北海道上陸の日となる二日目は、朝5時に起きることから始まる。乗船手続きは20分前までに行わなければならず、さらに朝食や朝の身支度を考えると、5時起床が妥当となった。6時にはホテルをチェックアウトし、ナビの目的地を稚内市のホテルに設定。

航路も表示されるなんて、よくできている案内システムと素直に思った。すぐ近くの津軽海峡フェリーのターミナルで乗船手続き…と言っても、予め印刷しておいたQRコードを読み取り機にかざすだけ。あっという間に乗船手続きを終えてしまい、しばしの待機時間。

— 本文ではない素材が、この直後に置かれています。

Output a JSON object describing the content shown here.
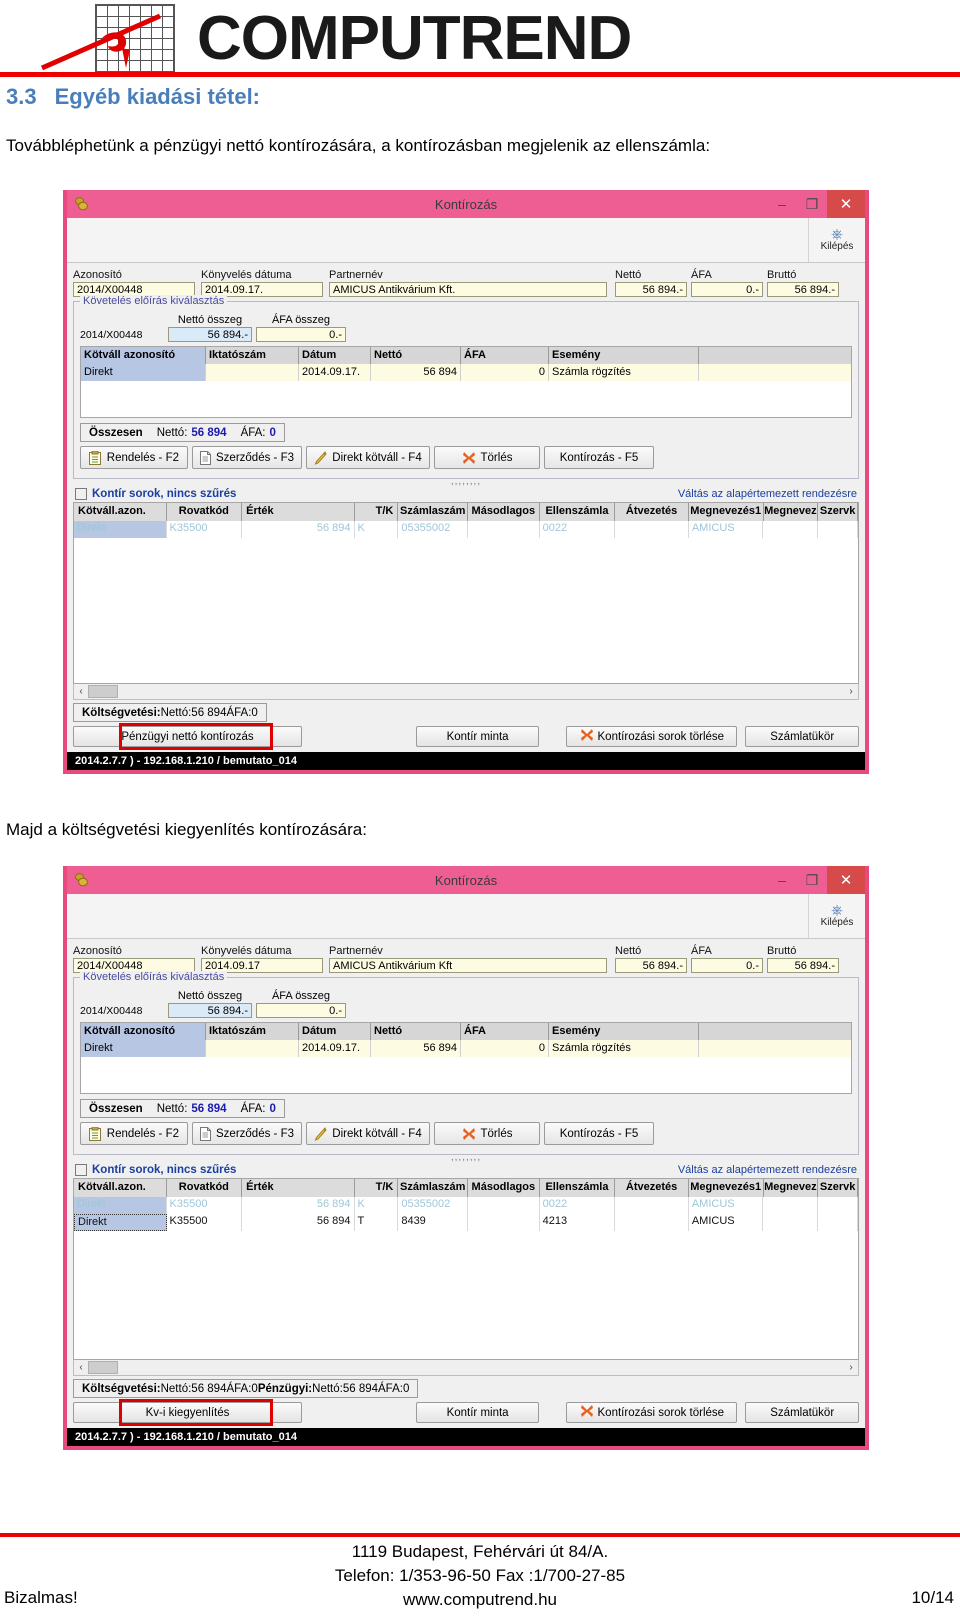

新造されて一年となる大函丸。新品の雰囲気はたっぷり残っており、美しい。だがこの船、試運転中に作業員がプロペラシャフトに巻き込まれて死亡するという歴史を既に持つ。作業員がプロペラシャフトの上に座って作業していた点(安全意識皆無)や、作業中の連絡不徹底(基本中の基本)といった点など、気になる部分が多い。
残念な過去を持つとはいえ、就航に合わせてターミナルを新たに設置。以前訪れたときに比べて見違えるほど。以前乗船した青函フェリーの接客態度は本当に悪かったが、津軽海峡フェリーは全く問題なし。こちらを選んで正解だった。(貨物輸送に特化している青函フェリーに接客サービスを求めるほうが間違いだけど)

乗船直前、いよいよ本州を離れる。

雨模様の中、出航。ゆっくりとターミナルを離れていく。雨脚がだんだん強くなってきて、甲板で海風を味わうどころではなくなる。

雨の津軽海峡を横断する。雨は強かったが、揺れは少なく、快適な船旅となった。「ノスタルジック航路」と名づけられたこのゆったり航路、もし雨と風が強く、派手に揺れることになれば「アグレッシブ航路」となっていただろう。出航から1時間半、8時30分定刻に函館に到着。4年ぶりに北海道へ上陸することになった。道央道に向かい始めて、いきなり罠が待っている。

函館より国道5号線、亀田郡七飯町西大沼方面でネズミ捕りを実施中。頻度は高いようだ。9時という朝っぱらから、本当にご苦労なことだ。現場は50km/h道路なので、その速度で走りつつ獲物を待つ警官に向かって舌を出しながら通過。

ながまんべとかいておしゃまんべと読む、長万部付近。やっぱり雨。噴火湾沿岸の高速道路のせいか、塩分を含んだ水しぶきが大量に舞っている。

ハッチバック車の弱点を見事に露呈。塩分でリアガラスが真っ白になり、視界がほぼなくなる。こまめにSA/PAに止まりながら、リアガラスを拭き続けることで対処するしかない。札幌JCTから深川方面に向かい、ようやくドライな路面と北海道らしい高い空が視界に広がり始めた。

でも、一時的。留萌市に入って、国道232号線で北上を開始すると、再び雨。

これは何かの試練だろうか?この程度の試練なら、いくらでも耐えてやるさ。そんなこんなで、天塩町からは道道106号線に入り、オトンルイ風力発電所ゾーンに。

今回のドライブ旅行の目的の一つが、この道道106号線を走ること。この道こそ、北海道にやってきたと強く実感させてくれる道だ。便所付の休憩スペースで、風力発電機と利尻富士を眺めつつ…あぁ、雨粒が…。

曇り空の影響で、こんな具合の暗さ。名残惜しいが、オトンルイ風力発電所ゾーンを後にする。

次にここを訪れるチャンスがあるならば、絶好の快晴で走りたいところだ。

利尻富士を左手に、稚内市へ入る。二日目の宿泊ホテルに到着するころには、すっかり夜になっていた。
カーナビの経路案内はメーカーによって差があるらしく、私のアルパインでは稚内市まで道道106号線を経由。同行者のナビはカロッツェリアは、内地の国道40号を経由するような案内となっていた。差ができるなんて、けっこう面白い。